By Jeff Purswell
I recently recalled a jarring conversation with some folks whom I barely knew, but who shocked me in their statements about the church. Let me lay it out.
We were discussing a particularly good teacher, and their knowledge of him from his earliest days in their home church. Let's call him Bill. Bill moved across town and became one of the most popular teachers of an adult class in another church -- so much so that the class met in the largest room in that new church he was part of.
These folks tracked with Bill and were glad he was doing well -- and then their pastor, also a great teacher, retired. They had been in the church for twenty years -- what were they to do? They said they began to attend this other church because Bill was such a good teacher. I inquired about someone I knew who was one of the pastors in that church and they said, "Oh, we just went to the Sunday school class, we did not attend the worship or join the church."

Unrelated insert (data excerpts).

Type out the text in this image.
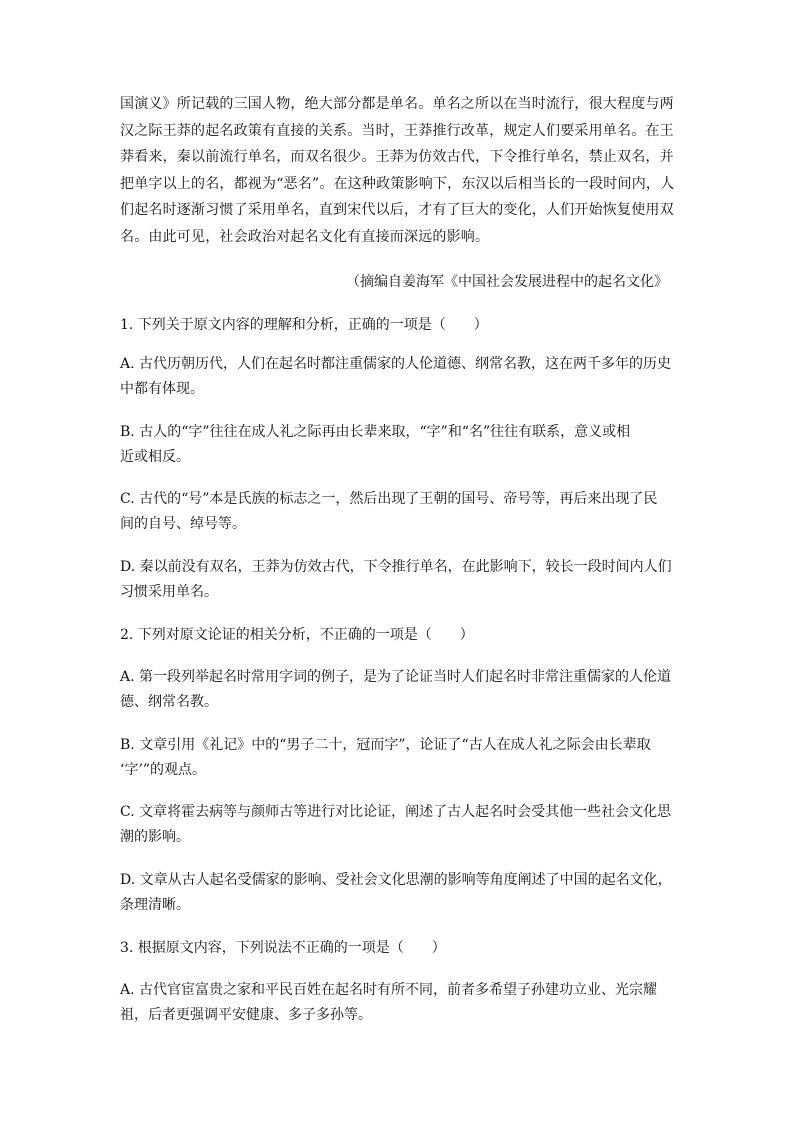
国演义》所记载的三国人物，绝大部分都是单名。单名之所以在当时流行，很大程度与两
汉之际王莽的起名政策有直接的关系。当时，王莽推行改革，规定人们要采用单名。在王
莽看来，秦以前流行单名，而双名很少。王莽为仿效古代，下令推行单名，禁止双名，并
把单字以上的名，都视为“恶名”。在这种政策影响下，东汉以后相当长的一段时间内，人
们起名时逐渐习惯了采用单名，直到宋代以后，才有了巨大的变化，人们开始恢复使用双
名。由此可见，社会政治对起名文化有直接而深远的影响。
（摘编自姜海军《中国社会发展进程中的起名文化》
1. 下列关于原文内容的理解和分析，正确的一项是（　　）
A. 古代历朝历代，人们在起名时都注重儒家的人伦道德、纲常名教，这在两千多年的历史
中都有体现。
B. 古人的“字”往往在成人礼之际再由长辈来取，“字”和“名”往往有联系，意义或相
近或相反。
C. 古代的“号”本是氏族的标志之一，然后出现了王朝的国号、帝号等，再后来出现了民
间的自号、绰号等。
D. 秦以前没有双名，王莽为仿效古代，下令推行单名，在此影响下，较长一段时间内人们
习惯采用单名。
2. 下列对原文论证的相关分析，不正确的一项是（　　）
A. 第一段列举起名时常用字词的例子，是为了论证当时人们起名时非常注重儒家的人伦道
德、纲常名教。
B. 文章引用《礼记》中的“男子二十，冠而字”，论证了“古人在成人礼之际会由长辈取
‘字’”的观点。
C. 文章将霍去病等与颜师古等进行对比论证，阐述了古人起名时会受其他一些社会文化思
潮的影响。
D. 文章从古人起名受儒家的影响、受社会文化思潮的影响等角度阐述了中国的起名文化，
条理清晰。
3. 根据原文内容，下列说法不正确的一项是（　　）
A. 古代官宦富贵之家和平民百姓在起名时有所不同，前者多希望子孙建功立业、光宗耀
祖，后者更强调平安健康、多子多孙等。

So -- they were members of church A for twenty years and were no longer attending there because their favorite teacher had left -- they were now attending a Sunday school class in church B, but not members or participating in the worship of that church. They were under the oversight of elders in one church, attending a class in another church -- and all this without a second thought.

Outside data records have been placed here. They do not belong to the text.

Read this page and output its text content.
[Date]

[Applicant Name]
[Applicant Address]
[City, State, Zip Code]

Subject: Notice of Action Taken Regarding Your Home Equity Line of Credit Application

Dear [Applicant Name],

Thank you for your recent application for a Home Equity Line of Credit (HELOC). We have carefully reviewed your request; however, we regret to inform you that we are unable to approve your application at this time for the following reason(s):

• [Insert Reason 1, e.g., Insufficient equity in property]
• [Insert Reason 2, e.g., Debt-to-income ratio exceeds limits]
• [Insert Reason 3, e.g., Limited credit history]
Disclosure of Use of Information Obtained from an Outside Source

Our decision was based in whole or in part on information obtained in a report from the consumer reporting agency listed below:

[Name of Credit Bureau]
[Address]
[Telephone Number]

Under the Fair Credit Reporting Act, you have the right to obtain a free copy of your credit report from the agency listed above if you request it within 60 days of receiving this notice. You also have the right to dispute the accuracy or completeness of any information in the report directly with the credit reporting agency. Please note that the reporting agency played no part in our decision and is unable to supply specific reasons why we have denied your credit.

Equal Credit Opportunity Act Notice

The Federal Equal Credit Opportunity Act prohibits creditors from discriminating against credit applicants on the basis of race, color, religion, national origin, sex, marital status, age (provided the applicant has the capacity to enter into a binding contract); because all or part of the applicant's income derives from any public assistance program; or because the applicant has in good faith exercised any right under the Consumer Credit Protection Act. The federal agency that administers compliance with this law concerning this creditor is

I was stunned -- it took me back to the years I spent in contexts where the church was seen as a vendor providing services. Oh, no one would ever say that -- but because they attended one church (because their friends were there), their teenagers attended another church (because the music was cool), and they were part of a Bible study or AWANA in another church (because it met their needs), that was, in essence, what they were saying. In other words, it was all about their needs.
The power of choice rested with them as consumers and there was no sense of the glory of a local church as a visible expression of the bride of Christ.
It took me to this simple question: what were they building? Christians who function this way are not building anything. They are attenders and consumers, and sadly may not have been instructed in the heart of God for the local church. They have been poorly taught, so poorly that they think nothing of this odd mix of oversight, attendance, and lack of cohesiveness.
I would not ask that question of you about why you eat at a local restaurant. You are not called to build the restaurant's business -- you are a consumer. But the church is not a local business. It is the body of Christ. We are called to invest our gifts and service and love and relationships in one local assembly until such time as that assembly has deviated doctrinally or morally such that I can no longer be edified there. Churches are not personality cults.
Here is a question that came to mind: Are you part of building a church, or are you expecting someone to provide a church for you? The correct biblical answer is that we are all called to be part of building a church -- a church is not a vendor providing "church services" to the consumer -- it is living stones together building a local expression of the body of Christ. Where are you building?